Recovery logic raced through Falk’s brain. Think. Where was it? Gone. How? From what? Vortex shear? Had it been hit? By what? Was it even there? His heart sank. He thought to use the ailerons to bring the wings back but remembered that was a classic rookie reaction. That would simply increase drag. Stalling would bring him down on terrain for sure, and on this path, that meant houses. He tried to compose himself a second time. The internal panic was too great.
A cacophony of voice and audio alarms from the Flight Warning Computer for engine fire, low altitude, landing gear, and electronic and hydraulic failure filled the cockpit. Falk frantically searched for a way out. A crushing pain suddenly gripped his chest, radiating outward and down his left arm.
The aircraft continued rolling in some surreal aerobatic maneuver gone wrong. The physics produced a 2-G pull toward the ground, one from the weight of the aircraft, and one from the reverse curve of the now inverted wings. At 180 knots, the plane quickly passed Lake Michigan’s shoreline and careened toward the water like some giant twirling lawn dart.

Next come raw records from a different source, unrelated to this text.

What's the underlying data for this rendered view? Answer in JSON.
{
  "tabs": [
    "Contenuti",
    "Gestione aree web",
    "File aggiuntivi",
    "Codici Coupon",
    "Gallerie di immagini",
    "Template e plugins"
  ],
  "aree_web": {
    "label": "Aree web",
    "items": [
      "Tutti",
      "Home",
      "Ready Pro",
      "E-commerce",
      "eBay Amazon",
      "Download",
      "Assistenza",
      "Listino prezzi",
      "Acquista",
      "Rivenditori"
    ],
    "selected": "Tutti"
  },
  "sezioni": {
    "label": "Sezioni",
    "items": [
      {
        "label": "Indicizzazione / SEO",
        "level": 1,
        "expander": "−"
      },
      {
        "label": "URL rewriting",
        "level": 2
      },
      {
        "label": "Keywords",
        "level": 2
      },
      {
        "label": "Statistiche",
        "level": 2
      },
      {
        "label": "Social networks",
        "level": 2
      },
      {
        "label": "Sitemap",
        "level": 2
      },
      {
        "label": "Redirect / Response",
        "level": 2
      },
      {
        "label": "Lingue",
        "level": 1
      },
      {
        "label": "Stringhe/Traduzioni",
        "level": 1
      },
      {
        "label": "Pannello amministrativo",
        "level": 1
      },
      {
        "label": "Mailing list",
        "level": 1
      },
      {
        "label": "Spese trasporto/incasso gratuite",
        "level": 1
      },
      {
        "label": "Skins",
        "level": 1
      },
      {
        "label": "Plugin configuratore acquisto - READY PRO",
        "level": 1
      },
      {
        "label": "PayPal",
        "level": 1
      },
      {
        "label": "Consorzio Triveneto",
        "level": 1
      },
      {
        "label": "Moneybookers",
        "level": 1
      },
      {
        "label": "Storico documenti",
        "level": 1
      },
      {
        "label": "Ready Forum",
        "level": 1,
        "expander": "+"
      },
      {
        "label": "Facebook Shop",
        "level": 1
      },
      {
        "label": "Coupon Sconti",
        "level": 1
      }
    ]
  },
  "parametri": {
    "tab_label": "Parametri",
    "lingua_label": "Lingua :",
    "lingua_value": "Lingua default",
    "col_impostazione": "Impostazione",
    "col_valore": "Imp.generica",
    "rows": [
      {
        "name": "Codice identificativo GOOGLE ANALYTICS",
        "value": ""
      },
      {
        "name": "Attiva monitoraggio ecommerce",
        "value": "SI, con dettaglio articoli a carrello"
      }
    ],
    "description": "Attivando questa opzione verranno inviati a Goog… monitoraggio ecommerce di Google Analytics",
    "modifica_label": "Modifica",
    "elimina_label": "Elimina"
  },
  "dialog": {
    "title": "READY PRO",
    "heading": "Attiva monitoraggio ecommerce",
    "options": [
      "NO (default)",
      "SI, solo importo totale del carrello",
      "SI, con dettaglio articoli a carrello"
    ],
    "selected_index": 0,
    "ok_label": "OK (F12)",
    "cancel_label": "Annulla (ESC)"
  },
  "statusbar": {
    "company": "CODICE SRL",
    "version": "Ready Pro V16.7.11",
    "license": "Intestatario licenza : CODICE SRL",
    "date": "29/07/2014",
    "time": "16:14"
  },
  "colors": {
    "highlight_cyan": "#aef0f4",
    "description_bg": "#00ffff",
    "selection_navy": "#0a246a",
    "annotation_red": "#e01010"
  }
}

Cocoa sloshed through the cockpit, soaking Falk’s head and face. Some entered his mouth. Warm and semi-sweet, it was opposite of the liquid that was rushing toward the windshield. Upside-down, helpless, but no longer afraid, Falk closed his eyes and focused on the pleasant taste. Only half of his mouth worked. He managed one word.
“Starthucks.”
The jet’s low velocity and angled descent prevented it from exploding into the usual millions of pieces typical of a high-altitude crash. The tail’s vertical stabilizer skimmed the water first, and then the left-side horizontal. The drag of a twenty-foot wide sea anchor split the tail cone’s roof in a gaping crack. The plane briefly skipped back into the air high enough for a one-quarter turn. The right wing sliced the water and the enormous stress broke it away. Weakened by the underside blast, the nose section bent backwards like play dough. Moving in what had appeared to be slow motion, the aircraft now flailed wildly like some out-of-control gymnast, one arm extended, off balance and spinning on a great tumbling mat, somehow attempting to regain control via a clumsy maneuver, trying to make the best out of an awkward position. Completely out of its element, the jet did a final awesome cartwheel, coming to rest standing on end like a rocket preparing for liftoff. With both ends of the fuselage torn away, all buoyancy was lost, and the craft started to sink. The right engine, still roaring like some dying beast, finally choked out on massive amounts of water. The last sound waves raced to the shoreline in a deafening roar and were gone.
Neela Griffin was half-asleep sitting up, a pen in one hand, a cordless mouse in the other. Papers were strewn everywhere. Each time her hand moved, the laptop’s screen saver retreated into its secret hideaway and a Microsoft Word document appeared.
You’re So Vain
Alternate Title: Who are you, Mr. Vain?
By: Neela Griffin
Pointer #1: “Son of a gun”
The whispering introduction of “You’re So Vain” was a tribute to Joey Bishop, your close friend, fellow gang member, and opening act. Joey had this trademark phrase sewn onto his bathrobe.
Pointer #2: Your name has an “e” in it
And also an “a” and “r.” These are Carly Simon’s only public hints. She revealed your first, middle, and last name to just one person, NBC executive Dick Ebersol. He paid $50,000 at a charity function in August 2003. He signed a confidentiality agreement never to tell.
Pointer #3: “Your hat strategically dipped below one eye”
Your classic look. You loved your short-brimmed fedoras and wore them everywhere. Like your song lyrics, you and your hats went together like love and marriage. Or perhaps a horse and carriage. “This I tell ya, brother, you can’t have one without the other.”
Pointer #4: “Your scarf, it was apricot”
So was your world-class Lamborghini Muira. Your favorite color was arancio (Italian orange). You had an excellent eye for those tones in your collection of French impressionist paintings.